Derrière le grand mot de réconciliation mis en avant par le gouvernement français se cache la réalité d’une société divisée entre exploiteurs et exploités. Ces derniers montrent la voie à suivre, préparer leur émancipation et celles de tous les pauvres de Calédonie en se battant contre leurs exploiteurs et en ne comptant que sur eux-mêmes.

 

Le Havre : le grand écart de la CGT entre la défense des A.C.H. et le soutien au gouvernement

Mercredi 4 novembre, les travailleurs des A.C.H. étaient appelés par la CGT à se rendre au siège social de Delmas. Cette entreprise, actionnaire à 30 % des A.C.H., est la propriété du milliardaire Bolloré, à la tête du groupe qui porte son nom, qui empoche de confortables profits. Cette brève occupation du siège a mis du baume au cœur des 250 salariés qui y ont participé. D’autant plus qu’il y a eu une escapade non prévue au programme : la direction se réunissait dans les salons d’un hôtel " 3 étoiles " voisin. Des manifestants, sans doute beaucoup mieux informés que la direction du syndicat des chantiers, l’ont appris et ont proposé un détour par l’hôtel. Les travailleurs, qui n’ont jamais eu aucun moyen de contrôle sur les aides versées aux patrons, sur la gestion de l’entreprise par les directions passées et actuelles, ni sur les décisions qui sont prises au-dessus de leurs têtes, pouvaient croire à juste titre qu’on leur préparait, en douce, un mauvais coup. Alors le directeur, présent, a été sommé de s’expliquer. Il a expliqué qu’en cas de débrayage, la direction se réunirait à l’hôtel Mercure, histoire de " ne pas faire de provocation ", appelant les travailleurs à se retrousser les manches pour finir le premier chimiquier commandé, car " si le chantier n’est pas livré le 15 mars (1999), ce sera une responsabilité collective ". Son culot a reçu les huées et les sifflements qu’il méritait. En tous cas, sur l’idée que " la livraison des chimiquiers est essentielle pour l’avenir des chantiers ", la CGT est en phase avec lui, et pour 10 heures, il a fallu réintégrer le chantier : le débrayage était prévu de 7h30 à 10h00.
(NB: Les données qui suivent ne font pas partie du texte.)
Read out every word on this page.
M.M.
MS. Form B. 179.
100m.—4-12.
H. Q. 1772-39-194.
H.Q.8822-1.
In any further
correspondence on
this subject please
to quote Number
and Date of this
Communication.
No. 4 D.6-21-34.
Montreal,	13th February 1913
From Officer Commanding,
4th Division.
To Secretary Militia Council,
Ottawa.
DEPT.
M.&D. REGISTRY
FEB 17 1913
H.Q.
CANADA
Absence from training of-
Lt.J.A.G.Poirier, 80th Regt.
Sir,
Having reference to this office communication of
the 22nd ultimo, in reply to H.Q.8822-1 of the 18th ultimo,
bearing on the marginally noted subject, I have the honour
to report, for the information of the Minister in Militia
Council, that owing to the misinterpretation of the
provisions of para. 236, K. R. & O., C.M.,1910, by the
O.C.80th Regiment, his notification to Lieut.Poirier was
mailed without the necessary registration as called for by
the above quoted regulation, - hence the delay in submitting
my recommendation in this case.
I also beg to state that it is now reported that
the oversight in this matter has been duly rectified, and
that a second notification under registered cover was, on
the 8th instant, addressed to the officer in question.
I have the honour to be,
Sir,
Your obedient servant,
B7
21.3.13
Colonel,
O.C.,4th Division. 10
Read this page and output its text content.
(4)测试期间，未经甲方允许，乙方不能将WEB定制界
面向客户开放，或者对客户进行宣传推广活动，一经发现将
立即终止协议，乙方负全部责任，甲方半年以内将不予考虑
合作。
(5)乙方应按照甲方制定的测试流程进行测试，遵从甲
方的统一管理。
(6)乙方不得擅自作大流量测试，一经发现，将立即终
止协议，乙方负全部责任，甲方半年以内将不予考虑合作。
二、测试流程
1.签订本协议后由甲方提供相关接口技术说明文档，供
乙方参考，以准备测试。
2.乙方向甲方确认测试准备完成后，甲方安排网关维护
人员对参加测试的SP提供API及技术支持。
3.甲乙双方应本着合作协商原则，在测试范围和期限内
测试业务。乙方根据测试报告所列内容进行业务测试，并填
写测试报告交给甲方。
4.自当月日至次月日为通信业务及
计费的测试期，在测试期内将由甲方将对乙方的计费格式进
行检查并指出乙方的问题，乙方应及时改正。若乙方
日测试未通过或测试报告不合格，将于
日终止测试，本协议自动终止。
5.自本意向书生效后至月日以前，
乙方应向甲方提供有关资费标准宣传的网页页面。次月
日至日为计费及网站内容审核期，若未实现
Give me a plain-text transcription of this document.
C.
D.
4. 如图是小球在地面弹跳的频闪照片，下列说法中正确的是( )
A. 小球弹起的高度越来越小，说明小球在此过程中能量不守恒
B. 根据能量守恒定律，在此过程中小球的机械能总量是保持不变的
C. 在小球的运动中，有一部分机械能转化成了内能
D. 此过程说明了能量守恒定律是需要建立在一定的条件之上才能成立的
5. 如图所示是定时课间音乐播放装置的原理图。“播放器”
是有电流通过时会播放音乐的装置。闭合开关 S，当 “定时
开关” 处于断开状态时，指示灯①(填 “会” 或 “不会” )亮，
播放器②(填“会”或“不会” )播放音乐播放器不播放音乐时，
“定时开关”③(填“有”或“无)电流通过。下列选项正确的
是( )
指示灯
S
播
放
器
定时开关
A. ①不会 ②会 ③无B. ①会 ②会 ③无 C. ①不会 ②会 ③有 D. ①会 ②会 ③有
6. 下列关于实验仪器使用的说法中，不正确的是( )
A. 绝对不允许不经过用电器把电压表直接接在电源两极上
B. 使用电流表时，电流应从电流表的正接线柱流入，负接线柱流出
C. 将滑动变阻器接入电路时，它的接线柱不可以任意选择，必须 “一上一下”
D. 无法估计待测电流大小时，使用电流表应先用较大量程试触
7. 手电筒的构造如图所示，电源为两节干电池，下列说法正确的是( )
Le Front National a couvert l’agglomération du Havre d’une affiche jaune non signée qui proclame " gouvernement PC-PS : trahison ". Ces affiches suscitent un malaise, mais les travailleurs des chantiers ne peuvent pas se sentir solidaires du gouvernement de licencieurs pluriels. Par contre, ils sont à juste titre solidaires de leurs camarades socialistes et communistes, menacés comme eux de licenciements. C’est pourquoi la venue de Mégret à la porte des A.C.H. vendredi 6 a été ressentie comme ce qu’elle était : une provocation et une menace. Cette venue surprise, encadrée par une trentaine de sbires a été accueillie comme elle le méritait : par des invectives de travailleurs et de militants. Dans son tract, Mégret s’en prend au gouvernement et a le culot de proclamer le F.N. nouveau " parti des travailleurs ". Personne n’est dupe de la manœuvre du parti du milliardaire Le Pen. Mais quand il somme les ministres communistes de " démissionner si la fermeture est confirmée ", il sème le trouble. Et quand il parle de mondialisation, de l’Europe comme responsables de la situation des A.C.H., quand il évoque " les milliards du FMI versés pour les chantiers navals coréens ", il ne fait que reprendre le poison du nationalisme déjà distillé par la C.G.T. et le PC eux-mêmes, qui sont de fait mal placés pour contrer sur ces terrains les arguments du F.N.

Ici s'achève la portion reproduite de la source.